Are You Aware and Up to date with your overseas tax and inheritance regulations
Many Legal firms both in #UK and overseas advise their client who are the owners of overseas holiday home owners to check tax and inheritance implications. A high percentage of #UK and #Irish residents have invested in overseas property in recent years, but many have neglected to consider the effect this could have on their Will and inheritance tax planning.
Many have no Wills many in the country of residence.
The number of English people that are expected to purchase a holiday or retirement home abroad in the next five years is likely to increase, yet the majority does not understand the implications this will have.
The interaction between UK and foreign succession and inheritance tax law is a complex area and if you are lucky enough to purchase your dream holiday home, or are escaping to the sun for retirement, it is crucial to seek advice on how to manage your overseas assets..
It is important to consult a competent legal practitioner and get advice on the how and why of making a second Will drawn up in the country in which your property is located. Make sure there is no clauses which state that all your other Wills are invalid, and ensure that they are limited to the country in which your property is located otherwise your foreign Will could unintentionally cancel out your UK Will.
It is important to be aware of the different aspect to Inherence Law in the country you now intend to be domiciled. You solicitor should be able to advise you but also consult ex pat communities who will freely provide information.
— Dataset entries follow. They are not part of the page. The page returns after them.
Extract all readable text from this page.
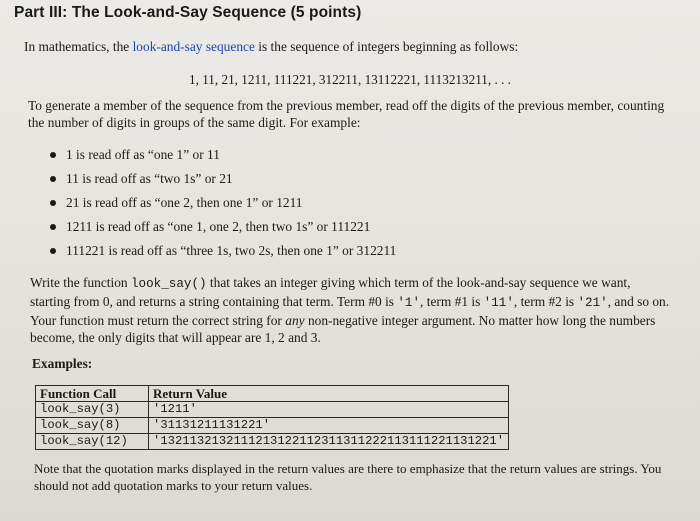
Part III: The Look-and-Say Sequence (5 points)
In mathematics, the look-and-say sequence is the sequence of integers beginning as follows:
1, 11, 21, 1211, 111221, 312211, 13112221, 1113213211, . . .
To generate a member of the sequence from the previous member, read off the digits of the previous member, counting the number of digits in groups of the same digit. For example:
1 is read off as “one 1” or 11
11 is read off as “two 1s” or 21
21 is read off as “one 2, then one 1” or 1211
1211 is read off as “one 1, one 2, then two 1s” or 111221
111221 is read off as “three 1s, two 2s, then one 1” or 312211
Write the function look_say() that takes an integer giving which term of the look-and-say sequence we want, starting from 0, and returns a string containing that term. Term #0 is '1', term #1 is '11', term #2 is '21', and so on. Your function must return the correct string for any non-negative integer argument. No matter how long the numbers become, the only digits that will appear are 1, 2 and 3.
Examples:
Function Call	Return Value
look_say(3)	'1211'
look_say(8)	'31131211131221'
look_say(12)	'1321132132111213122112311311222113111221131221'
Note that the quotation marks displayed in the return values are there to emphasize that the return values are strings. You should not add quotation marks to your return values.
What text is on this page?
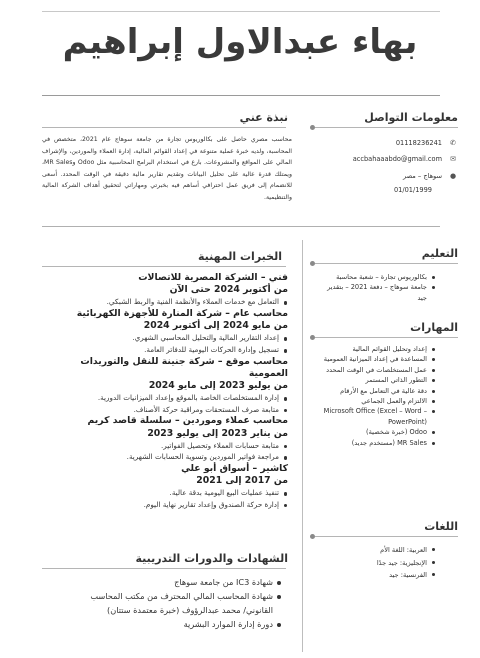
بهاء عبدالاول إبراهيم
معلومات التواصل
✆
01118236241
✉
accbahaaabdo@gmail.com
●
سوهاج – مصر
01/01/1999
نبذة عني
محاسب مصري حاصل على بكالوريوس تجارة من جامعة سوهاج عام 2021، متخصص في المحاسبة، ولديه خبرة عملية متنوعة في إعداد القوائم المالية، إدارة العملاء والموردين، والإشراف المالي على المواقع والمشروعات. بارع في استخدام البرامج المحاسبية مثل Odoo وMR Sales، ويمتلك قدرة عالية على تحليل البيانات وتقديم تقارير مالية دقيقة في الوقت المحدد. أسعى للانضمام إلى فريق عمل احترافي أساهم فيه بخبرتي ومهاراتي لتحقيق أهداف الشركة المالية والتنظيمية.
الخبرات المهنية
فني – الشركة المصرية للاتصالات
من أكتوبر 2024 حتى الآن
التعامل مع خدمات العملاء والأنظمة الفنية والربط الشبكي.
محاسب عام – شركة المنارة للأجهزة الكهربائية
من مايو 2024 إلى أكتوبر 2024
إعداد التقارير المالية والتحليل المحاسبي الشهري.
تسجيل وإدارة الحركات اليومية للدفاتر العامة.
محاسب موقع – شركة جنينة للنقل والتوريدات العمومية
من يوليو 2023 إلى مايو 2024
إدارة المستخلصات الخاصة بالموقع وإعداد الميزانيات الدورية.
متابعة صرف المستحقات ومراقبة حركة الأصناف.
محاسب عملاء وموردين – سلسلة قاصد كريم
من يناير 2023 إلى يوليو 2023
متابعة حسابات العملاء وتحصيل الفواتير.
مراجعة فواتير الموردين وتسوية الحسابات الشهرية.
كاشير – أسواق أبو علي
من 2017 إلى 2021
تنفيذ عمليات البيع اليومية بدقة عالية.
إدارة حركة الصندوق وإعداد تقارير نهاية اليوم.
الشهادات والدورات التدريبية
شهادة IC3 من جامعة سوهاج
شهادة المحاسب المالي المحترف من مكتب المحاسب القانوني/ محمد عبدالرؤوف (خبرة معتمدة ستتان)
دورة إدارة الموارد البشرية
التعليم
بكالوريوس تجارة – شعبة محاسبة
جامعة سوهاج – دفعة 2021 – بتقدير جيد
المهارات
إعداد وتحليل القوائم المالية
المساعدة في إعداد الميزانية العمومية
عمل المستخلصات في الوقت المحدد
التطور الذاتي المستمر
دقة عالية في التعامل مع الأرقام
الالتزام والعمل الجماعي
Microsoft Office (Excel – Word – PowerPoint)
Odoo (خبرة شخصية)
MR Sales (مستخدم جديد)
اللغات
العربية: اللغة الأم
الإنجليزية: جيد جدًا
الفرنسية: جيد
For instance the inheritance process in Portugal is generally governed by the laws of the deceased’s nationality, thereby avoiding potential conflicts of law; however, if spouses have different nationalities, Portuguese law determines that the national law of the country where they both usually reside is applicable. In the absence of a usual place of residence, Portuguese law provides that the applicable law is that of the country where both spouses have a close family connection.
In certain circumstances, the law of the country where the property is located may become applicable. For example, if the deceased was an owner of property in Portugal, and the law of his/her nationality or residence determines that the law of the country where the deceased’s property is located takes precedence, then Portuguese inheritance law becomes relevant.
Yes it can be complicated so the need for a competent practitioner is essential. Tax implications can be similarly complicated.
Owners of foreign property you may also be expected to pay tax to that country’s government. In countries such as France and Spain, inheritance tax is payable by your beneficiaries at different rates depending on how they are related to you (or not) and how much they are inheriting.
Be aware if you don’t plan well your estate may in effect be subject to double taxation. The UK has treaties for inheritance tax purposes with several countries, and it is important that clients take advice on whether there will be a liability to foreign tax after they have died and also what reliefs are available to reduce any tax payable in the UK.
When your spouse or partner dies the last thing you want is try to sort of Tax or Inheritance issue in your Sun home location. Be wise have your planning on Inheritance and tax completed before you relax in the sun.